Şimdi böyle bir insanın evliliklerinde dünyevi şehvet peşinde koştuğunu söylemek ne kadar doğru olur?

Ayşe, Hz. Muhammed'in namazını, gece ibadetlerini, mescitte geçirdiği uzun süreli itikâfları ve bi'setten önceki gençlik dönmelerinde kadınlarla olan diyaloğunu şöyle anlatıyor:

"O, Nur dağındaki Hira mağarasında yalnız başına münacat ettiği günlerde dünyadan yüz çevirirdi."

Böyle bir insanın kalbinin dünyaya rağbet ettiğini söyleyebilir miyiz?

O'nun eş sayısının çok olmasının nedeni yalnız kalmış kadınları koruma altına almaktı. Nitekim O, esir olarak alınan Haris kızı Curiye ve Hay b. Ahtab kızı Safiye'yi azat etmişti. Zeynep Binti Cahş ile de topluma hâkim olan, "evlatlıkların eşleri ile evlenilmez" düşüncesini ortadan kaldırmak ve Kur'an emrini icra etmek için evlendi.

Son söz:



Muhammed Hakkında Birkaç Cümle
 


O'nun ismi Muhammed b. Abdullah b. Abdulmuttalip'tir. 12 Rebiul Evvel, Miladi 571 yılında (meşhur rivayete göre) Mekke'de dünyaya geldi. Babasını dünyaya gelmeden önce kaybetmişti ve 5 yaşındayken de annesini yitirdi. Annesinin vefatından sonra dedesi ve sonrasında amcası ile yaşamaya başladı. Gençlik döneminde çobanlık yaptı. İlerleyen zamanlarda ticaretle uğraştı. Mekkeliler arasında doğru sözlü ve emin olarak ün salmıştı.

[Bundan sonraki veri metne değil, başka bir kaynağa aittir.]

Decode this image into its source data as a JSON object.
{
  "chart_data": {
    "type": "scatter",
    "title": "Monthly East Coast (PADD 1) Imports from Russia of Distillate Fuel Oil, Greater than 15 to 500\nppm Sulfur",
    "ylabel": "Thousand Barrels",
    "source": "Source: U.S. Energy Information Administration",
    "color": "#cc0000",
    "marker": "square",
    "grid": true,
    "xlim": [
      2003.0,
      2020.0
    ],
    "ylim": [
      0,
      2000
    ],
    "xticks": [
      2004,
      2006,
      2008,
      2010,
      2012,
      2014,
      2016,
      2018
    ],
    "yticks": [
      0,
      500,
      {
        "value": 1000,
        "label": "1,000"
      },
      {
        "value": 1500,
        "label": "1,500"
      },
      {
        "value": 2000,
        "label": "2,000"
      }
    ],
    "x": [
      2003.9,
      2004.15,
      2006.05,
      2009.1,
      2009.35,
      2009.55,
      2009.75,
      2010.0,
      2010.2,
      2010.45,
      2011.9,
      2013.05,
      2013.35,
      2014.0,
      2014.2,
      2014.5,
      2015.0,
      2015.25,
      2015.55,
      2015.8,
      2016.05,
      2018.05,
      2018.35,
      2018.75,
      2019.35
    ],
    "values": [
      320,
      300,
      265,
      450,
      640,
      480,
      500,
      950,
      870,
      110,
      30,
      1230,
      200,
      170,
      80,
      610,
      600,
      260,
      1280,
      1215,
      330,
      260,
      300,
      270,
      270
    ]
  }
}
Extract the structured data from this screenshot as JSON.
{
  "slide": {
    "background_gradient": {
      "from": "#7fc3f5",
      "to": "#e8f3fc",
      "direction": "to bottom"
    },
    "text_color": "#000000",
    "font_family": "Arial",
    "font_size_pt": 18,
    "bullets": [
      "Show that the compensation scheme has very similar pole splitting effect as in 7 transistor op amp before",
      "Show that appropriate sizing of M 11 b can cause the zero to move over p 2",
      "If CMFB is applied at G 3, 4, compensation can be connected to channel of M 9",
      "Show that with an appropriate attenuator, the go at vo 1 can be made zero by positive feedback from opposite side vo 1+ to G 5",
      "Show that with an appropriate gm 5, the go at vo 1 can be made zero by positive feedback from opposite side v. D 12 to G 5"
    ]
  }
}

Yüce Allah 40 yaşındayken kulunu peygamberliğe seçti. 13 yıl boyunca Mekke'de insanları tek olan Allah'a davet etti. Mekkelilerden çok işkence ve eziyet gördü. Sonra Mekke'den Medine'ye hicret etti. Medine'de İslam hükümetini kurdu. İlahi davet vazifesine 10 yıl Medine'de devam etti. Tüm Arabistan yarımadası kendisine iman etti. Daveti Yemen, Umman ve Bahreyn'e kadar yayıldı. Hicretin 10. yılında ruhunu âlemlerin rabbi olan Yüce Allah'a teslim etti.

Bu satırlar Muhammedi okyanusu anlatmak için yazılmış birkaç damladan ibaretti.

Siz de sade bir dille bir Muhammed'i kaleme alabilir misiniz?

Siz de eşrefi mahlûkat olan Muhammed'i birkaç değersiz kelime ile tanıtabilir misiniz?

Temennim, tanımaya başlangıç olan bu satırlarla habibimiz Muhammed'i sahip olduğu makam ve yücelikte tanıtma gayretimizin devamının gelmesidir.